I see "maximum attempts exceeded to update history" often in front end logs any idea what could be going wrong?

{“level”:“error”,“ts”:“2021-02-02T06:32:34.640Z”,“msg”:“Unknown error”,“service”:“frontend”,“error”:“maximum attempts exceeded to update history”,“logging-call-at”:“workflowHandler.go:3454”,“stacktrace”:“go.temporal.io/server/common/log/loggerimpl.(*loggerImpl).Error\n\t/temporal/common/log/loggerimpl/logger.go:138\ngo.temporal.io/server/service/frontend.(*WorkflowHandler).error\n\t/temporal/service/frontend/workflowHandler.go:3454\ngo.temporal.io/server/service/frontend.(*WorkflowHandler).RespondActivityTaskCompleted\n\t/temporal/service/frontend/workflowHandler.go:1452\ngo.temporal.io/server/service/frontend.(*DCRedirectionHandlerImpl).RespondActivityTaskCompleted.func2\n\t/temporal/service/frontend/dcRedirectionHandler.go:816\ngo.temporal.io/server/service/frontend.(*NoopRedirectionPolicy).WithNamespaceIDRedirect\n\t/temporal/service/frontend/dcRedirectionPolicy.go:111\ngo.temporal.io/server/service/frontend.(*DCRedirectionHandlerImpl).RespondActivityTaskCompleted\n\t/temporal/service/frontend/dcRedirectionHandler.go:812\ngo.temporal.io/api/workflowservice/v1._WorkflowService_RespondActivityTaskCompleted_Handler.func1\n\t/go/pkg/mod/go.temporal.io/api@v1.4.0/workflowservice/v1/service.pb.go:1191\ngo.temporal.io/server/common/authorization.(*interceptor).Interceptor\n\t/temporal/common/authorization/interceptor.go:136\ngoogle.golang.org/grpc.getChainUnaryHandler.func1\n\t/go/pkg/mod/google.golang.org/grpc@v1.34.0/server.go:1051\ngo.temporal.io/server/common/rpc.ServiceErrorInterceptor\n\t/temporal/common/rpc/grpc.go:100\ngoogle.golang.org/grpc.chainUnaryServerInterceptors.func1\n\t/go/pkg/mod/google.golang.org/grpc@v1.34.0/server.go:1037\ngo.temporal.io/api/workflowservice/v1._WorkflowService_RespondActivityTaskCompleted_Handler\n\t/go/pkg/mod/go.temporal.io/api@v1.4.0/workflowservice/v1/service.pb.go:1193\ngoogle.golang.org/grpc.(*Server).processUnaryRPC\n\t/go/pkg/mod/google.golang.org/grpc@v1.34.0/server.go:1210\ngoogle.golang.org/grpc.(*Server).handleStream\n\t/go/pkg/mod/google.golang.org/grpc@v1.34.0/server.go:1533\ngoogle.golang.org/grpc.(*Server).serveStreams.func1.2\n\t/go/pkg/mod/google.golang.org/grpc@v1.34.0/server.go:871”}

That error typically means either Temporal history server is busy or underlying DB is busy. Plz check DB usage.

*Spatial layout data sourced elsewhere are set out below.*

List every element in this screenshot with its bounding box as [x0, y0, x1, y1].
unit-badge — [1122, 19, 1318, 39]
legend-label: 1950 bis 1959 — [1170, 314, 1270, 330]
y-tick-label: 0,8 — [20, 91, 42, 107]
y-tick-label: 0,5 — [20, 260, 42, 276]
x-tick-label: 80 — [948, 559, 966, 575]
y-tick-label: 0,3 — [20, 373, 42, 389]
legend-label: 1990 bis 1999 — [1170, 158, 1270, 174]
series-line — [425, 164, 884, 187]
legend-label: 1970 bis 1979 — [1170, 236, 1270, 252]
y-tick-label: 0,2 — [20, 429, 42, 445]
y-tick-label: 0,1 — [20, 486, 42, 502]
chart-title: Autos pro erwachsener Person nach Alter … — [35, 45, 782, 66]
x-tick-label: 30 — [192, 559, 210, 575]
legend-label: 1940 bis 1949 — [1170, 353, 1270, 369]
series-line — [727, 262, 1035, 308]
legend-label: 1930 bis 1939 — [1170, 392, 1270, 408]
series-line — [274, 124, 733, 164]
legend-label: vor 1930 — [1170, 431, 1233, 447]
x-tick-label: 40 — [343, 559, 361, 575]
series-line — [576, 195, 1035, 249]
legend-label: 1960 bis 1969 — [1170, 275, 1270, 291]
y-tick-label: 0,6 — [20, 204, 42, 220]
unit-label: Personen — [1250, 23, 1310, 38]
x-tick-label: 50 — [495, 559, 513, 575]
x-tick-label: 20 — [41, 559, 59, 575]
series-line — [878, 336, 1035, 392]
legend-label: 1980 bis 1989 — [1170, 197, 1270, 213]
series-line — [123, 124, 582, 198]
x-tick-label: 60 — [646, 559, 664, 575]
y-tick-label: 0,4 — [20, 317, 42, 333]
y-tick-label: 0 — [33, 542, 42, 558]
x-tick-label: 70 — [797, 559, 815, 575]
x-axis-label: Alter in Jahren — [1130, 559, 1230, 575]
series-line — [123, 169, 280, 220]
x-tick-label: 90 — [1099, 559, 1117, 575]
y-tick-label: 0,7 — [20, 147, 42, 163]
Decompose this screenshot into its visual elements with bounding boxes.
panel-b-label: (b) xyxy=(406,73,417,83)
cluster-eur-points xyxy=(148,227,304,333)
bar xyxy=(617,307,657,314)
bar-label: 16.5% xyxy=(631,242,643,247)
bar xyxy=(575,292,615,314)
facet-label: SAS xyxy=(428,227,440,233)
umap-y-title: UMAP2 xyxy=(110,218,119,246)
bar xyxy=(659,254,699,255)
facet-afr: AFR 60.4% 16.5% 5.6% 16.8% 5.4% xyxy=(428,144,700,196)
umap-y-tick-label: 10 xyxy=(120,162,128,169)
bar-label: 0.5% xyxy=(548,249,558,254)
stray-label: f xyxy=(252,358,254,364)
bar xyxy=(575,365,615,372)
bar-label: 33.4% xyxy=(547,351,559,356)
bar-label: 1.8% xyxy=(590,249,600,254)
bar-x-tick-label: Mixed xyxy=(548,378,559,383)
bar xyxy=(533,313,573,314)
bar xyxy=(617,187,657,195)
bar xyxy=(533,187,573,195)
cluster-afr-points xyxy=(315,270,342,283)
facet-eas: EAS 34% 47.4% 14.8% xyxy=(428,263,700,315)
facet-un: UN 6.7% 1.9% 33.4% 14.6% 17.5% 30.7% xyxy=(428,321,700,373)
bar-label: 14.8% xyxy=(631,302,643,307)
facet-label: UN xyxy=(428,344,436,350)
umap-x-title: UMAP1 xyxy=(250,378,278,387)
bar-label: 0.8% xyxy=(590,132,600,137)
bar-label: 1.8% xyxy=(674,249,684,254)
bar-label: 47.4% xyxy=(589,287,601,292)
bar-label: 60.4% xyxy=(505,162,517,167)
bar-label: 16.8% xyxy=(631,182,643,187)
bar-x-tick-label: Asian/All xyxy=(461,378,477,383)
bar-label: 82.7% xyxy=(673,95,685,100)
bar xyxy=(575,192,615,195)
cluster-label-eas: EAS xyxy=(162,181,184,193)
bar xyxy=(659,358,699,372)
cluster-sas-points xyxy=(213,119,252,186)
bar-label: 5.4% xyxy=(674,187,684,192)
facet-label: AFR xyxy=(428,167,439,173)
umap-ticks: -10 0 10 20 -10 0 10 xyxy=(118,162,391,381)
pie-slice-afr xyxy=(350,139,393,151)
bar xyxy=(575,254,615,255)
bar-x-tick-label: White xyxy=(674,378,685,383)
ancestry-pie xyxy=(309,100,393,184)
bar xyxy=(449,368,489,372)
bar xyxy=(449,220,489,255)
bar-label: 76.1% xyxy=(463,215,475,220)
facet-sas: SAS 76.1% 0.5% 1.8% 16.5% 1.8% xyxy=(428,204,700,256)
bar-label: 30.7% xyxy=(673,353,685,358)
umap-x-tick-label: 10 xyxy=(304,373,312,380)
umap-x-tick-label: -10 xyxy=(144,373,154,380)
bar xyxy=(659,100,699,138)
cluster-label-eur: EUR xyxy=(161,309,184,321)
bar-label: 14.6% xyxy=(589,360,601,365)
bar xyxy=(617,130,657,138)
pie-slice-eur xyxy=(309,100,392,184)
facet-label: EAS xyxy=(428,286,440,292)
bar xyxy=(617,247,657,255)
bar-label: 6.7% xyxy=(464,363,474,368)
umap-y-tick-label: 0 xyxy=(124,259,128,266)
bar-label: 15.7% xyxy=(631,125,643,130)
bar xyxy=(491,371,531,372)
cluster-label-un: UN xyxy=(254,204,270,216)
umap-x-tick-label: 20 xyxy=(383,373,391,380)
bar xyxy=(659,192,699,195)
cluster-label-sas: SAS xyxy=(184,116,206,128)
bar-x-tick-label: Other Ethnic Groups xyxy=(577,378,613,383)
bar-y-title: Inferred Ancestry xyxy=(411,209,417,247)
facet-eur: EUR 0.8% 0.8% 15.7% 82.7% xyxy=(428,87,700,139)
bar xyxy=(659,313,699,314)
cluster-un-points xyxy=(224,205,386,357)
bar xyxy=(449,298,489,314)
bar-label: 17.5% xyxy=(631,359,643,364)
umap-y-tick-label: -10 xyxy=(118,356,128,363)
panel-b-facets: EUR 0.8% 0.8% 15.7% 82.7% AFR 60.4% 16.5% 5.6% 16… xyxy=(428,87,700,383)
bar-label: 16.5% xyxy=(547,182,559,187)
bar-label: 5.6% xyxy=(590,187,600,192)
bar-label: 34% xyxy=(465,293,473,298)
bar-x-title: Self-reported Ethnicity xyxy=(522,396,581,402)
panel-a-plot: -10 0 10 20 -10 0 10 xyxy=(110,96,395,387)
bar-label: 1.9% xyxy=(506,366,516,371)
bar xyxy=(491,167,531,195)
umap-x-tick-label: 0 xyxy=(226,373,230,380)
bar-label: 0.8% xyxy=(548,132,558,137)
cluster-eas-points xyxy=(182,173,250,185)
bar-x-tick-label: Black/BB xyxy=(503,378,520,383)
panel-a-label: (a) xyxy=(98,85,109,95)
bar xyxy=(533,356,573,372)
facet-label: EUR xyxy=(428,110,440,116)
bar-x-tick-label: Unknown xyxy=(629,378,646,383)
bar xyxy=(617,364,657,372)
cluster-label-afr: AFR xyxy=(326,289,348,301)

@Wenquan_Xing I am also facing this issue a lot in production and lot of activities and workflows are failing.
I checked history replica memory CPU its very low. I have 2000 shards and 40 history replicas.
mysql database CPU is under 10% usage.
mysql database has 16vCPUs

not sure what else I should check.
Please help. Thank you so much.

Does anyone have any info on this? Our production environment is impacted right now by this error, and there appears to be no documentation on what to do to fix it.

@Wenquan_Xing ?

Hello @Gordon_Bean I am interested if you found what was your issue and how you solve this

can you check the history service logs?

history service logs should contain more details

Are you able to fix this problem? @madhu am also facing this issue but not able to find the root cause.